Whenever something major goes wrong, some Asians like to point to the western conspiracy theory and blame the problem on the West. Those of us who have worked and spent time in the West can vouch that  Westerners are not all that smart or unanimous and unified in their actions. Like the case of conspiracy of the West in the Asian financial crisis, MIT economist Paul Krugman agrees that those accused by Asians are not that smart. This NASA misstep is another glaring example to Asians not to hold onto  their stereotyped view of the West. 

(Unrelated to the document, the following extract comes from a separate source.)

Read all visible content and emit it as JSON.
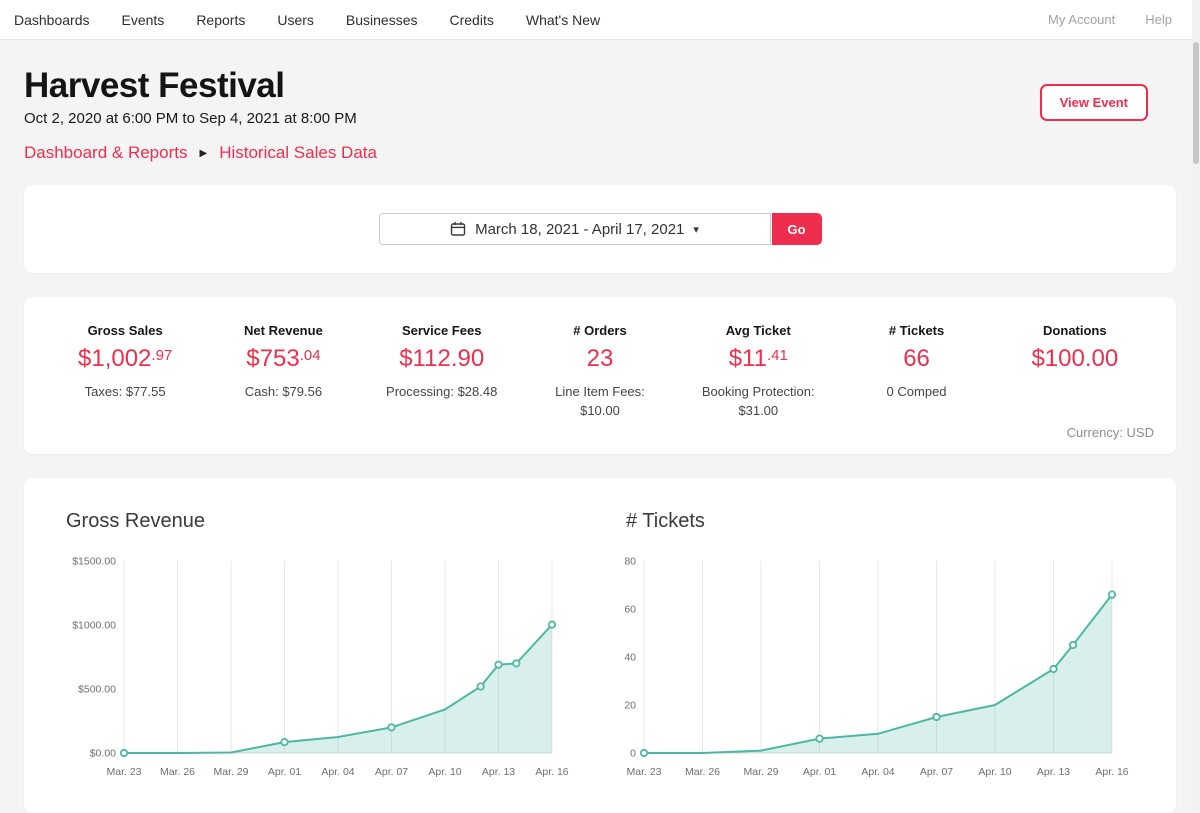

It is indeed dangerous to generalize. While this NASA incident may be unique, the universal truth is to err is human. No one is infallible, although the better managed concerns, hopefully with their checks and balances reduce their mistakes to the minimum. At the end of the day it is the vigilance that counts. Think about the amazing safety record of Hong Kong’s old Kai Tuck airport. Anyone has ever landed on that narrow airstrip knows what a hair-clinging experience it is, but Kai Tuck has an impeccable safety record. That explains it. The fact that all pilots know that they are coming in on one of the world’s most dangerous landing strips, they are on their toes. It is such human attitude that makes the system safe for all.